C2. ⭐⭐⭐ The chapter presents the AI governance gap — the mismatch between AI's global reach and national-level regulation. Propose a governance mechanism that could help close this gap. Be specific about: (a) who participates, (b) how decisions are made, (c) how rules are enforced, and (d) how the mechanism adapts as technology evolves.

C3. ⭐⭐⭐⭐ Some scholars argue that the Global South should focus on "appropriate AI" — AI solutions designed for local contexts with local resources — rather than trying to compete with the U.S. and China on frontier models. Evaluate this argument. What are its strengths? What are the risks of this approach?

C4. ⭐⭐⭐ The EU AI Act bans social scoring systems but allows many other forms of AI-driven assessment (credit scoring, hiring algorithms, etc.). Is this distinction principled or arbitrary? Make an argument for where the line should be drawn, and justify it using concepts from this chapter and Chapter 13.


Part D: Synthesis

D1. ⭐⭐⭐ Write a 300-word op-ed arguing either for or against data localization laws. Consider the perspectives of at least three stakeholders: a government, a technology company, and ordinary citizens.

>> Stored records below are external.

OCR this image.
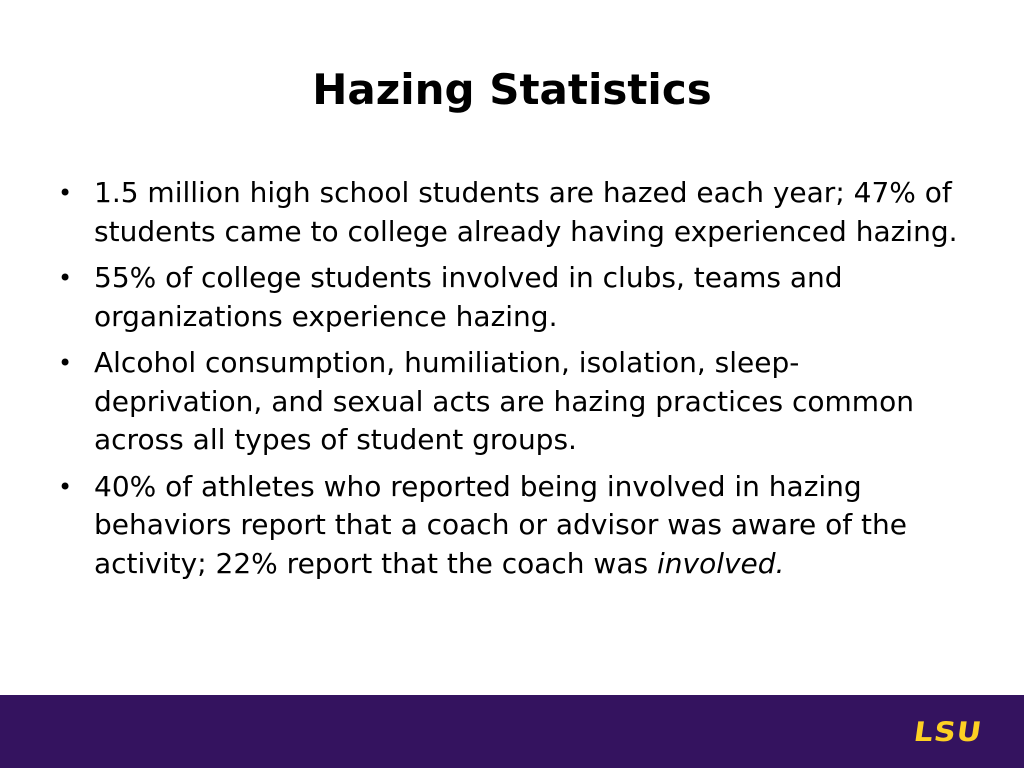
Hazing Statistics
• 1.5 million high school students are hazed each year; 47% of students came to college already having experienced hazing.
• 55% of college students involved in clubs, teams and organizations experience hazing.
• Alcohol consumption, humiliation, isolation, sleep-deprivation, and sexual acts are hazing practices common across all types of student groups.
• 40% of athletes who reported being involved in hazing behaviors report that a coach or advisor was aware of the activity; 22% report that the coach was involved.
LSU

D2. ⭐⭐⭐⭐ The chapter discusses three AI governance strategies: innovation-first (U.S.), regulation-first (EU), and state-directed (China). Design a fourth strategy that a mid-sized democracy in the Global South might adopt. What would its priorities be? How would it balance innovation, regulation, and sovereignty?

D3. ⭐⭐⭐ Return to the ContentGuard example from section 19.4. If you were advising a social media company on making its content moderation system more equitable across global contexts, what three specific recommendations would you make? For each recommendation, identify one potential obstacle to implementation.

D4. ⭐⭐⭐⭐ The chapter quotes Melvin Kranzberg: "Technology is neither good nor bad; nor is it neutral." Apply this principle to the global dynamics of AI development and deployment. In 400–500 words, explain what Kranzberg's insight means in the context of AI geopolitics and offer your own position on whether AI can be made more "neutral" through better governance.


Part M: Mixed Practice (Spaced Review)

These questions revisit concepts from earlier chapters in the context of global AI dynamics.

M1. ⭐⭐ (Ch.9 connection) In Chapter 9, we discussed how bias enters AI systems through training data. How might this problem be amplified when an AI system trained primarily on data from one country is deployed in another? Give a concrete example.

M2. ⭐⭐ (Ch.12 connection) In Chapter 12, we explored privacy and surveillance. How do global dynamics complicate privacy protections? Consider a person in a country with strong privacy laws whose data is processed by a company in a country with weak ones.

M3. ⭐⭐ (Ch.13 connection) In Chapter 13, we studied national AI governance frameworks. What is the biggest limitation of governing AI at the national level when AI systems operate globally?

M4. ⭐⭐⭐ (Ch.17 connection) Chapter 17 examined AI and justice. How do the global inequities discussed in this chapter relate to the justice frameworks from Chapter 17? Can an AI system be "just" domestically but "unjust" globally?